Heller was the only one of the eight Republicans up for reelection in 2018 that is in a state that Hillary Clinton won in the 2016 presidential race. Of the other seven states where Republicans are expected to seek reelection, only two — Arizona (Donald Trump +4) and Texas (Trump +9) — were single-digit winning margins for the president-elect. The remaining five states — Mississippi (Trump +18.6), Nebraska (Trump +26), Tennessee (Trump +26), Utah (Trump +18) and Wyoming (Trump +57.6) — are among the most Republican in the country, meaning that even if there was a surprise retirement (Orrin Hatch in Utah, at age 84, for example), it would be almost impossible for Democrats to seriously compete.
By contrast, 10 Democratic senators are running for reelection in states Trump carried last November. Trump won half of those states — Indiana, Missouri, Montana, North Dakota and West Virginia — by double digits. That means that 20 percent of all Democratic seats up in 2018 are in states Trump won by double digits and 40 percent are in states that the president-elect carried last November.
It's not just that Democrats have so many vulnerabilities. It's that Republicans have so few.
Heller's decision doesn't take the Nevada seat off anyone's radar. He only won the seat with 46 percent in 2012. And Democrats have to feel emboldened in the state after winning the open seat of now-retired Nevada senator Harry Reid (D) in 2016. But Heller represents, by far, Republicans' best chance of holding the seat in fall 2018. And having to beat an incumbent rather than run for an open seat may scare away some of the stronger Democratic candidates.
In Arizona, Republican Sen.
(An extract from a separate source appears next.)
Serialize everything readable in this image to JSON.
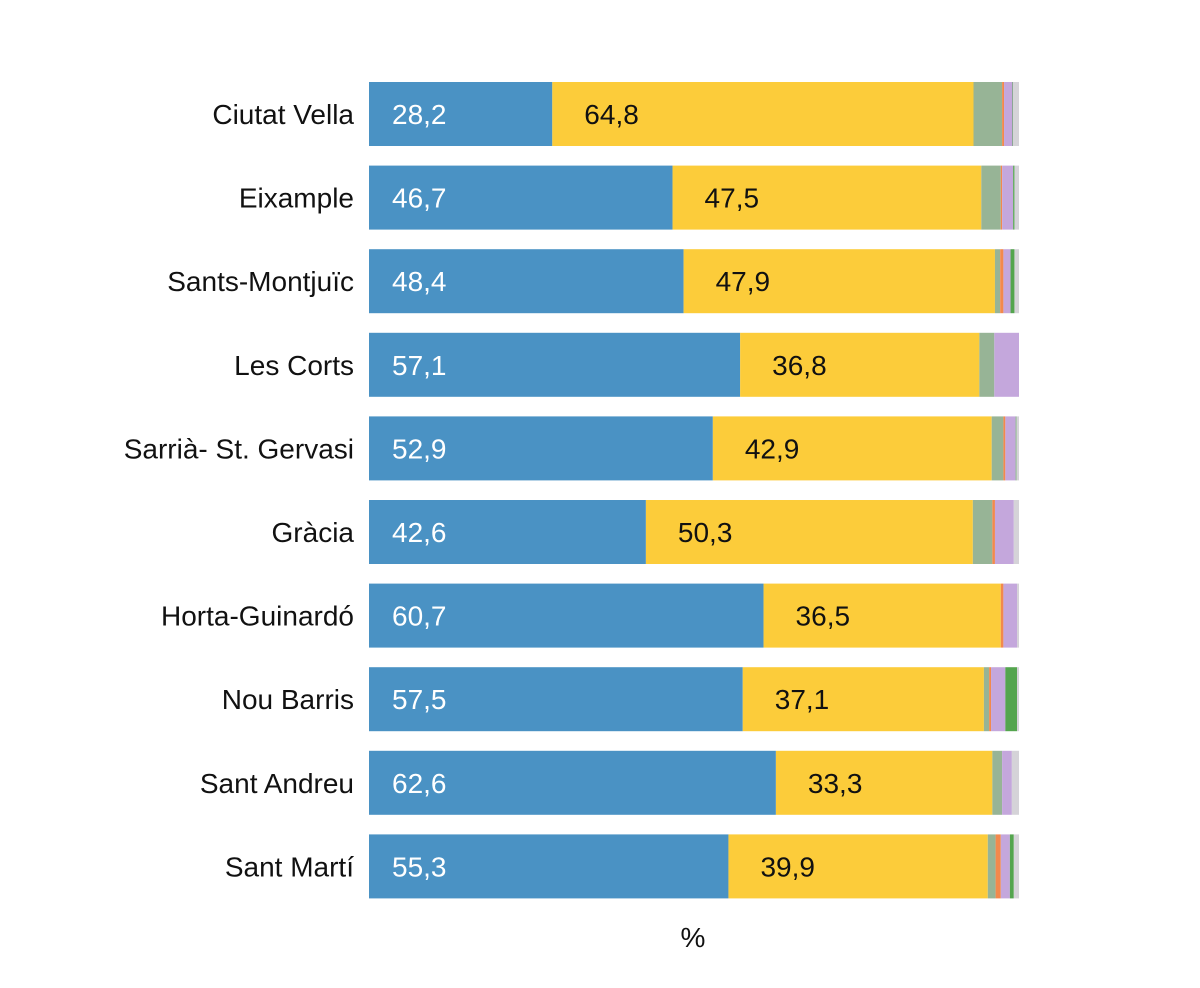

Jeff Flake's biggest problem at the moment may well be in a GOP primary — given that he was an outspoken voice against Trump during the presidential race. Democrats were extremely optimistic about their chances of knocking off Sen. John McCain (R) last November, but even with a solid candidate in former representative Ann Kirkpatrick (D), the race wasn't terribly close. In a midterm election — and the expected whiter and older electorate — it's hard to imagine Flake as deeply endangered unless he does something colossally stupid (always a possibility!) between now and November 2018.
Beyond those two seats, there are simply no opportunities for Democrats. Like, none.
What that means is that the much-coveted-almost-never-attained filibuster-proof Senate majority — 60 seats — is possible, if far from probable, for Republicans in 2018. To win, Republicans would have to come close to running the table in the 10 states that Trump won — no easy task. In Michigan, Pennsylvania and Wisconsin, Trump's victory margins were tiny and the Democratic incumbents are not likely to get caught off guard. Ditto Florida and Ohio, which Trump won by slightly larger margins.
But the first step to massive gains — and an eight-seat gain is rightly understood as "massive" — is to avoid any losses on your side. Heller's decision makes that a whole heck of a lot more likely for Republicans.